10 WWE Finishers Leftover From Old Gimmicks
How The Fiend and others kept finishers alive after the death of a gimmick.
SmackDown's pretty good at the moment. Ish.
Against long-held main roster standards anyway. In fact, against those standards it's really good. A lousy year for the company's on-screen output has been made marginally better by the blue brand, and most of this is thanks to Roman Reigns. But even then, when it comes to salvaging WWE's second half of 2020, he can't do this all on his own, no. He's no Superman, despite what Michael Cole and Corey Graves yell at the tops of their voices whenever he throws his right hand into the face of some poor scrub.

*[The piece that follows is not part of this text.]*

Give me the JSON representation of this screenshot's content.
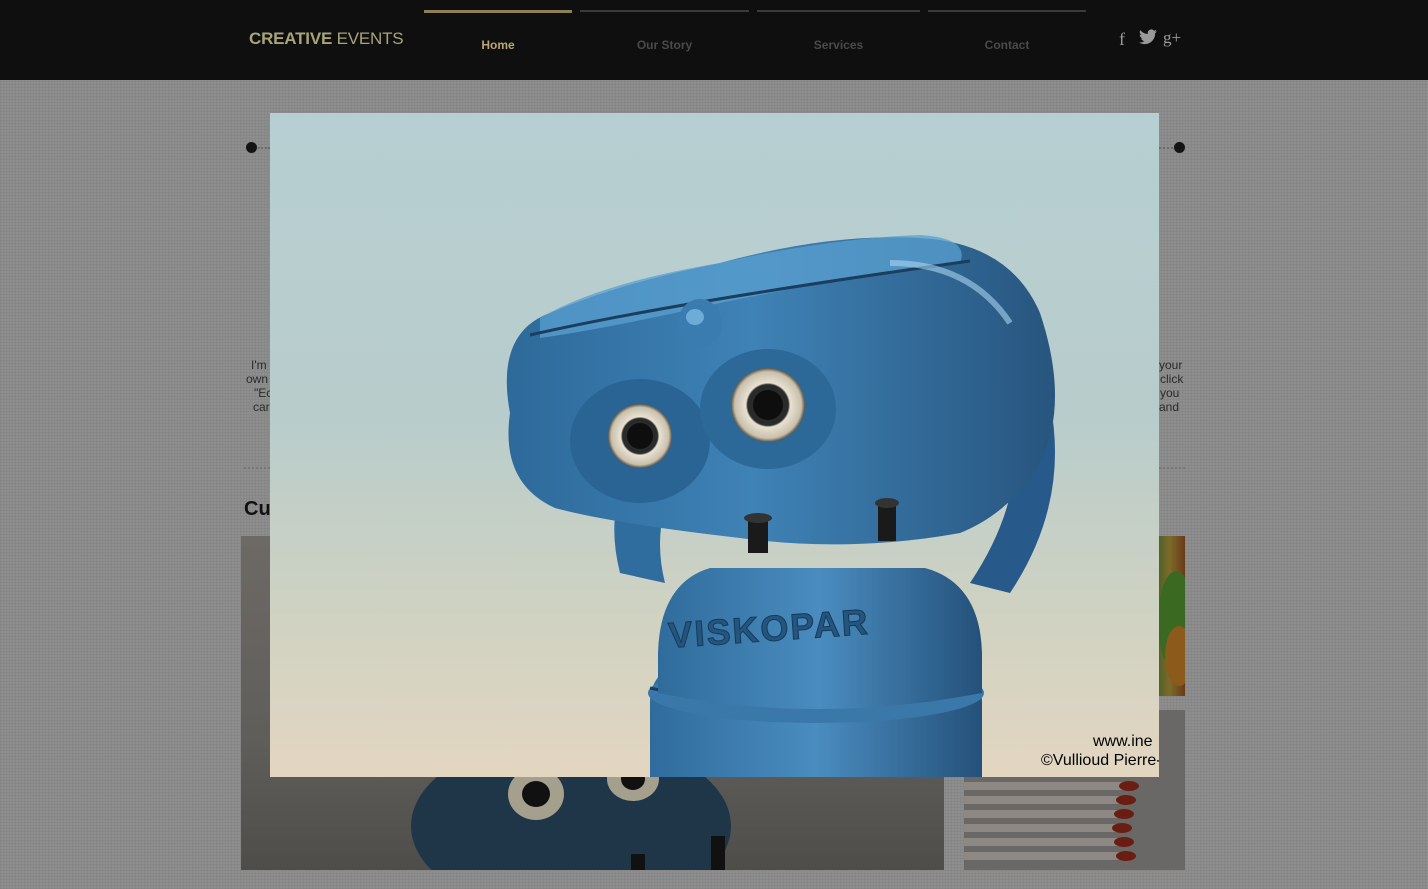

Neither invented nor named by 'The Big Dog', The Superman Punch nonetheless felt fitting when Reigns was the chosen face of the organisation after John Cena began pulling back on his WWE priorities. As a babyface, the former Shield man had unwillingly taken on his own version of the derisory "SuperCena" tag anyway, and that flying first - w*nky glove move and all - was perhaps the biggest representation of that.
As the 'Tribal Chief', Reigns has been reborn, embodying very little of the hero bearing the name of his deadly strike. A hangover from the move's MMA roots, it's unusual that WWE haven't already slapped a trademark on something catchier anyway.
Sure to be given something alliterative or clownish eventually, it's at least going to land when Reigns needs it most. Not making the change made some of these signatures a little out-of-date...
10. Triple H - Pedigree
Hunter Hearst Helmsley was a Vince McMahon creation designed to poke fun at the Connecticut elite he somehow dared to think he wasn't a part of.
With large hooter upturned on entrance and a perfectly tailored equestrian aesthetic that made wrestling look like something of an inconvenience, the three H's in his name were about more than just McMahon's fascination with alliteration. He was a "blueblood", an entitled snob from rich stock with a moniker that fit the cartoon caricature.
He had in-built legacy. Prestige. Pedigree.
He was not 'The Game'.
It speaks to how effectively Hunter and the company got the move over as a proper match-winner that it stuck around after just about every aspect of the character evolved. By late-1997, he was Triple H as part of D-Generation X in a first substantial step to completely eradicating echoes of the old persona. By 1998, the flashy entrance jackets and dramatic music were phased down and out, and the midcard tights - pretty much the last vestiges of the old act - were despatched of the following year.